Leahy, Grassley, Specter, Kaufman Seek To Add Anti-Fraud, Whistleblower Protections To Wall Street Reform Bill

WASHINGTON – Leading members of the Senate Judiciary Committee Tuesday filed an amendment to the Wall Street reform legislation that will increase law enforcement resources to root out and prosecute financial and securities fraud, and will strengthen protections for whistleblowers who help expose financial fraud.  The amendment is sponsored by Senator Patrick Leahy (D-Vt.), the Committee’s chairman, and Senators Chuck Grassley (R-Iowa), Arlen Specter (D-Pa.) and Ted Kaufman (D-Del.).
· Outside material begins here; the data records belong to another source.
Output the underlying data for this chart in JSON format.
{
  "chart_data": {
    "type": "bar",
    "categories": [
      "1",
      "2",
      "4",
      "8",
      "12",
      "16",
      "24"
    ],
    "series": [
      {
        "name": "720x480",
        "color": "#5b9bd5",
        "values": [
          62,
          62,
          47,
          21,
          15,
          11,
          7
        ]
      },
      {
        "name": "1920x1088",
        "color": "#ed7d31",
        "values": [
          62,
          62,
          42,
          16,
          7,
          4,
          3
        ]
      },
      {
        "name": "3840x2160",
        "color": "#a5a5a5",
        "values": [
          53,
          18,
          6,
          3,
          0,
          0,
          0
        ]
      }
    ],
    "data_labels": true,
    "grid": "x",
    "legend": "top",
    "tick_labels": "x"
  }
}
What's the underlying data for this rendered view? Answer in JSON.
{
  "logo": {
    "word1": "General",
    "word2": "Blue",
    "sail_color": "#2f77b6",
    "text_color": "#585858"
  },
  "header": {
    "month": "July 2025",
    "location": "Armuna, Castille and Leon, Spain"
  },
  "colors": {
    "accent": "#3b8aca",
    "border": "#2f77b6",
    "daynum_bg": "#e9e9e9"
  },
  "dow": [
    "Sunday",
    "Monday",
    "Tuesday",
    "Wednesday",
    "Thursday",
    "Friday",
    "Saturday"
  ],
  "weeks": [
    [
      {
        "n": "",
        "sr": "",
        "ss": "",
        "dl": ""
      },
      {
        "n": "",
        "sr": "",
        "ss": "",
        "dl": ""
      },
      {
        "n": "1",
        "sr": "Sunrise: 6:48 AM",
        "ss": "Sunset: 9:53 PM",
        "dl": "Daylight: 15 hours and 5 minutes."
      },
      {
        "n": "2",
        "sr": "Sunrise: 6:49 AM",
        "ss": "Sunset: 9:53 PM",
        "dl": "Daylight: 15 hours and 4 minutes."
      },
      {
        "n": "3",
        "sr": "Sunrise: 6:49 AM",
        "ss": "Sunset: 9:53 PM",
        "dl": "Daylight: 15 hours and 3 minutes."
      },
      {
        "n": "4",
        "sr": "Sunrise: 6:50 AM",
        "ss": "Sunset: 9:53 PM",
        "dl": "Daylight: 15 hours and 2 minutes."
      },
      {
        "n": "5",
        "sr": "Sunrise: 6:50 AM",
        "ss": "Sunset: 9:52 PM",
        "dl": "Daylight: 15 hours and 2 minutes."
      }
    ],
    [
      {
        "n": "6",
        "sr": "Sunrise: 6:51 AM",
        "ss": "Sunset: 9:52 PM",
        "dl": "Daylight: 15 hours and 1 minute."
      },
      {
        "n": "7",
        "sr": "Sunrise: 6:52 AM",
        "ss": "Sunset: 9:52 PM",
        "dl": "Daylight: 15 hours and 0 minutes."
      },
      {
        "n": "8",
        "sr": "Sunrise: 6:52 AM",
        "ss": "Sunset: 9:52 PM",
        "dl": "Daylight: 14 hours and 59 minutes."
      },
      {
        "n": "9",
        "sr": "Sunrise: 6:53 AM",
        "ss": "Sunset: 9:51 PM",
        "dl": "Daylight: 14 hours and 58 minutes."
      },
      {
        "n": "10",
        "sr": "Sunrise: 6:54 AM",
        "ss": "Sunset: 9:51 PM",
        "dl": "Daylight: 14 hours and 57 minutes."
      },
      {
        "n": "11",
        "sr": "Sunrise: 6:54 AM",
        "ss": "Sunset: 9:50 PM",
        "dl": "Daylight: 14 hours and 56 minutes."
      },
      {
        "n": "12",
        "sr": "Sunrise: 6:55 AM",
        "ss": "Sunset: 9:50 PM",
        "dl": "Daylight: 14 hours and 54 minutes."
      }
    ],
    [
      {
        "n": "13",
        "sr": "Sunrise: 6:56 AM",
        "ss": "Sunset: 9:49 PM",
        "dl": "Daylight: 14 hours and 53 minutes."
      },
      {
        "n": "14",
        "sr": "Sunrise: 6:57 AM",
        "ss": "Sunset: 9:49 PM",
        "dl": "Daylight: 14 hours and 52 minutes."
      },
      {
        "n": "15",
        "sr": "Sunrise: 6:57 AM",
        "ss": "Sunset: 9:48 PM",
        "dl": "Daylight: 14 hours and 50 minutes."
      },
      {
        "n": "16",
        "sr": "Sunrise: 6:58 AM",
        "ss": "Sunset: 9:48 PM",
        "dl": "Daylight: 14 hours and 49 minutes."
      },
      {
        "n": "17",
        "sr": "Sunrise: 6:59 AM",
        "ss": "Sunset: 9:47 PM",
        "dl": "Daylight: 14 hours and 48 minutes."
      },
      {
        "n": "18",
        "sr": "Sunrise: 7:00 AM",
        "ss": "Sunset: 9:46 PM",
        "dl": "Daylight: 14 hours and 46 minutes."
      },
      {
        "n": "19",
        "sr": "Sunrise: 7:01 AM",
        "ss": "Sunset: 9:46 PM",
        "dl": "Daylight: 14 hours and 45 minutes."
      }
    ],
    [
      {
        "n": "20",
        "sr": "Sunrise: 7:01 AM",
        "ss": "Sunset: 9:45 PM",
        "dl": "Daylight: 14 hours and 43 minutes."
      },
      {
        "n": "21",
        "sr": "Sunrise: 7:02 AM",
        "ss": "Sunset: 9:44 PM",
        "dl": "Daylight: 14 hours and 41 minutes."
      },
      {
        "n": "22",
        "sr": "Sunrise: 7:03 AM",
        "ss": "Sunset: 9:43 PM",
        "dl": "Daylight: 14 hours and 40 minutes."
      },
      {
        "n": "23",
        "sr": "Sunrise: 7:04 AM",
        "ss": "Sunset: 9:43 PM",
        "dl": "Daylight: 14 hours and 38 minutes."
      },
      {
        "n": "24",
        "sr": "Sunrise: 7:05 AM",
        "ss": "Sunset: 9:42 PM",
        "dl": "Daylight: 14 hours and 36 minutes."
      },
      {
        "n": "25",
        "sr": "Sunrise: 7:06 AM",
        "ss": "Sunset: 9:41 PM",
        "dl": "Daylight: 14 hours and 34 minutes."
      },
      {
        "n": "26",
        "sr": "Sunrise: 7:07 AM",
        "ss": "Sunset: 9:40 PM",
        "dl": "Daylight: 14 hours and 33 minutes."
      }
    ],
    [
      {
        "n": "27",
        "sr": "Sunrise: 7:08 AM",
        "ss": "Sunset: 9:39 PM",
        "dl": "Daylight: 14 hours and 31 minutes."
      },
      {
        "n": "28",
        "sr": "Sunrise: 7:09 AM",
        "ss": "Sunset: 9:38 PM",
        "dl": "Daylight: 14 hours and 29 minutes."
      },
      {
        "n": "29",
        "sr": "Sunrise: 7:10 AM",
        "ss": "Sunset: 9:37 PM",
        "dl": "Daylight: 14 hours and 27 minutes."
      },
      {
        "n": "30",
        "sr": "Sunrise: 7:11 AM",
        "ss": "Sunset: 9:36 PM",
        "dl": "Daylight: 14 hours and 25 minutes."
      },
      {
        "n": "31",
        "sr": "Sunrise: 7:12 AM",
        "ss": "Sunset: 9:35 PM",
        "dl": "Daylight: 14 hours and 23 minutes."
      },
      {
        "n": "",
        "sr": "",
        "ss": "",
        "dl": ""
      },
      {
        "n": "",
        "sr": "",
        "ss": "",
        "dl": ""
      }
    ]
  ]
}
“In these difficult economic times, we must make every effort to ensure accountability for the massive wave of fraud on Wall Street and beyond that has so undermined our economy, and we must protect taxpayers from ongoing fraud that could slow our economic recovery,” said Leahy.  “This amendment will help to ensure that those responsible for committing fraud in the financial industry are held fully accountable for their actions.”

“Part of reforming the financial system is making sure that the law is free of loopholes and ensuring that those who violated the law cannot escape justice,” Grassley said.  “Our amendment will help make sure that those who seek to do wrong are held accountable.”

“I’m pleased to join Senators Leahy, Grassley and Kaufman in proposing an amendment that, among other things, directs the U.S. Sentencing Commission to evaluate and amend the Sentencing Guidelines for securities and financial institution fraud, to reflect Congress’s intent that penalties for these offenses be increased,” said Specter.  “This amendment underscores the importance of sending people to jail as a deterrent to the very white collar crimes that helped facilitate the current recession.”

“Through the Fraud Enforcement and Recovery Act, Congress has seen to it that there are more cops on the Wall Street beat. But we need to do more,” said Kaufman. “This amendment will help law enforcement efforts by providing prosecutors with tools they need to try the type of fraud that was at the heart of the financial crisis -- and send those who commit such fraud to jail for a long time.  It also adds key whistleblower protections for private citizens who dare to speak out against financial fraud.”

The amendment will increase sentences for securities fraud and bank fraud.  Sentences for these offenders are often shorter than those for other white collar offenders whose crimes result in similar loss amounts, and the amendment will close the gap.  The amendment will also promote criminal prosecutions by ensuring that regulators, investigators, and prosecutors coordinate to root out and investigate financial fraud.  The amendment also extends the statute of limitations for securities fraud, which is often difficult to identify and complicated to prosecute.

The amendment strengthens whistleblower protections that have been included in other recent legislation and complements those protections already included in the Wall Street reform legislation.  Whistleblowers serve an important role in exposing financial fraud.  The amendment will ensure that the proper incentives are in place to reward whistleblowers who step forward to report fraud and abuse, often at great risk to their careers.

The Senate is debating critical reforms to head off the Wall Street fraud and abuses that have so severely impacted the nation’s economy and financial institutions.  On Tuesday, the Senate Judiciary Subcommittee on Crime and Drugs held a hearing to examine whether financial institutions have a fiduciary duty to their clients, and whether those institutions should be criminally liable for violating that duty. 

The amendment will: 

  • Close the sentencing gap between securities fraud offenders and other white collar offenders
  • Direct the Sentencing Commission to review and amend the sentencing guidelines for securities and bank fraud
  • Protect criminal investigations by ensuring that regulators, investigators and prosecutors work together to stop financial fraud
  • Require regulators to consult with prosecutors to ensure that important regulatory steps do not inadvertently undermine criminal investigations and prosecutions
  • Ensure that proper incentives are in place to reward whistleblowers who step forward to report fraud and abuse
  • Allow those who move money overseas to evade tax laws to be charged with money laundering, which can result in increased charges and sentences
  • Extend the current statute of limitations for criminal prosecution of federal securities fraud offenses from five to six years, the current statute of limitations for tax evasion

Last year, Leahy, Grassley and Kaufman authored the Fraud Enforcement and Recovery Act, the most significant anti-fraud legislation in more than a decade.  It was signed into law in May 2009.  Leahy also worked to include anti-fraud measures in the health reform legislation passed earlier this year.